Я – женщина, которая пережила сексуальное и другое насилие в детстве; во взрослом возрасте мне также довелось пережить домашнее насилие и изнасилование партнером. Когда я начала восстанавливаться, мне пришло в голову, что многое из того, что мне пришлось испытать в насильственных отношениях, я узнала намного раньше, еще ребенком.
И хотя миф о том, что существует определенный тип людей, которые «притягивают» домашнее и сексуальное насилие, является ложным и вредным, известно, что риск повторно подвергнуться сексуальному насилию в два раза выше для людей, ставших жертвами сексуального насилия в детском возрасте (1). Так, например, согласно исследованию Дайаны Рассел (Diana Russell), две трети женщин, в детстве переживших насильственный инцест, были затем изнасилованы и во взрослом возрасте (2).
Эта статья рассматривает проблему ревиктимизации, опираясь как на специальную литературу, так и на мой собственный опыт, наблюдения и выводы. Но это не стоит расценивать как обобщение, что только люди, пережившие насилие в детстве, подвергаются повторным изнасилованиям и домашнему насилию или что дети — жертвы сексуального насилия и взрослыми будут обязательно подвергаться насилию.

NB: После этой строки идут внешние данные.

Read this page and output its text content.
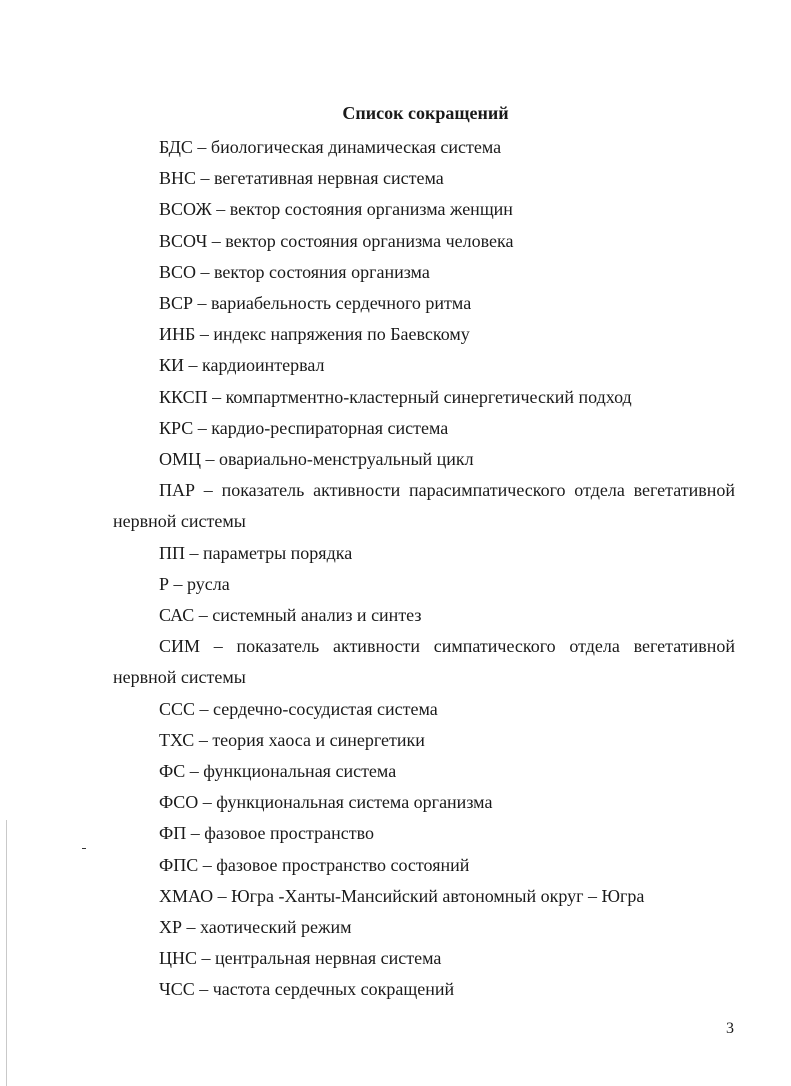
Список сокращений

БДС – биологическая динамическая система

ВНС – вегетативная нервная система

ВСОЖ – вектор состояния организма женщин

ВСОЧ – вектор состояния организма человека

ВСО – вектор состояния организма

ВСР – вариабельность сердечного ритма

ИНБ – индекс напряжения по Баевскому

КИ – кардиоинтервал

ККСП – компартментно-кластерный синергетический подход

КРС – кардио-респираторная система

ОМЦ – овариально-менструальный цикл

ПАР – показатель активности парасимпатического отдела вегетативной нервной системы

ПП – параметры порядка

Р – русла

САС – системный анализ и синтез

СИМ – показатель активности симпатического отдела вегетативной нервной системы

ССС – сердечно-сосудистая система

ТХС – теория хаоса и синергетики

ФС – функциональная система

ФСО – функциональная система организма

ФП – фазовое пространство

ФПС – фазовое пространство состояний

ХМАО – Югра -Ханты-Мансийский автономный округ – Югра

ХР – хаотический режим

ЦНС – центральная нервная система

ЧСС – частота сердечных сокращений

3
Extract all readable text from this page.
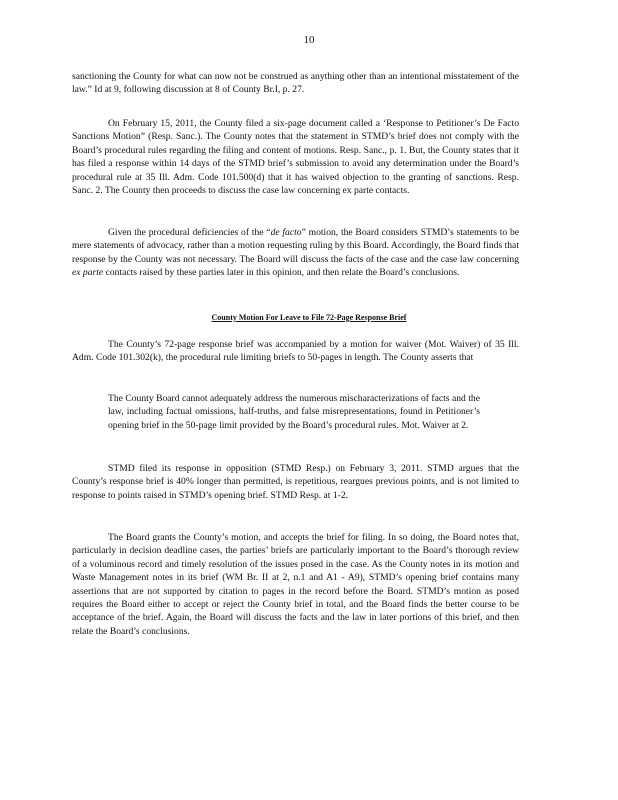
10

sanctioning the County for what can now not be construed as anything other than an intentional misstatement of the law.” Id at 9, following discussion at 8 of County Br.I, p. 27.

On February 15, 2011, the County filed a six-page document called a ‘Response to Petitioner’s De Facto Sanctions Motion” (Resp. Sanc.). The County notes that the statement in STMD’s brief does not comply with the Board’s procedural rules regarding the filing and content of motions. Resp. Sanc., p. 1. But, the County states that it has filed a response within 14 days of the STMD brief’s submission to avoid any determination under the Board’s procedural rule at 35 Ill. Adm. Code 101.500(d) that it has waived objection to the granting of sanctions. Resp. Sanc. 2. The County then proceeds to discuss the case law concerning ex parte contacts.

Given the procedural deficiencies of the “de facto” motion, the Board considers STMD’s statements to be mere statements of advocacy, rather than a motion requesting ruling by this Board. Accordingly, the Board finds that response by the County was not necessary. The Board will discuss the facts of the case and the case law concerning ex parte contacts raised by these parties later in this opinion, and then relate the Board’s conclusions.

County Motion For Leave to File 72-Page Response Brief

The County’s 72-page response brief was accompanied by a motion for waiver (Mot. Waiver) of 35 Ill. Adm. Code 101.302(k), the procedural rule limiting briefs to 50-pages in length. The County asserts that

The County Board cannot adequately address the numerous mischaracterizations of facts and the law, including factual omissions, half-truths, and false misrepresentations, found in Petitioner’s opening brief in the 50-page limit provided by the Board’s procedural rules. Mot. Waiver at 2.

STMD filed its response in opposition (STMD Resp.) on February 3, 2011. STMD argues that the County’s response brief is 40% longer than permitted, is repetitious, reargues previous points, and is not limited to response to points raised in STMD’s opening brief. STMD Resp. at 1-2.

The Board grants the County’s motion, and accepts the brief for filing. In so doing, the Board notes that, particularly in decision deadline cases, the parties’ briefs are particularly important to the Board’s thorough review of a voluminous record and timely resolution of the issues posed in the case. As the County notes in its motion and Waste Management notes in its brief (WM Br. II at 2, n.1 and A1 - A9), STMD’s opening brief contains many assertions that are not supported by citation to pages in the record before the Board. STMD’s motion as posed requires the Board either to accept or reject the County brief in total, and the Board finds the better course to be acceptance of the brief. Again, the Board will discuss the facts and the law in later portions of this brief, and then relate the Board’s conclusions.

Зачастую даже дети из стабильных и любящих семей во взрослом возрасте оказываются в ситуации домашнего абьюза. Не говоря уже о том, что абсолютно любой человек может подвергнуться сексуальному насилию. Тем не менее, люди с опытом жестокого обращения или сексуального насилия, перенесенными в детстве, становятся особенно уязвимыми, и насильники часто этим пользуются.
Очень важно, чтобы жертвы повторяющегося насилия не считали это причиной ненавидеть себя и понимали, что эта уязвимость является следствием серьезных травм, полученных без какой-либо вины с их стороны, которая дает им право и основания относиться к самим себе бережно и с сочувствием.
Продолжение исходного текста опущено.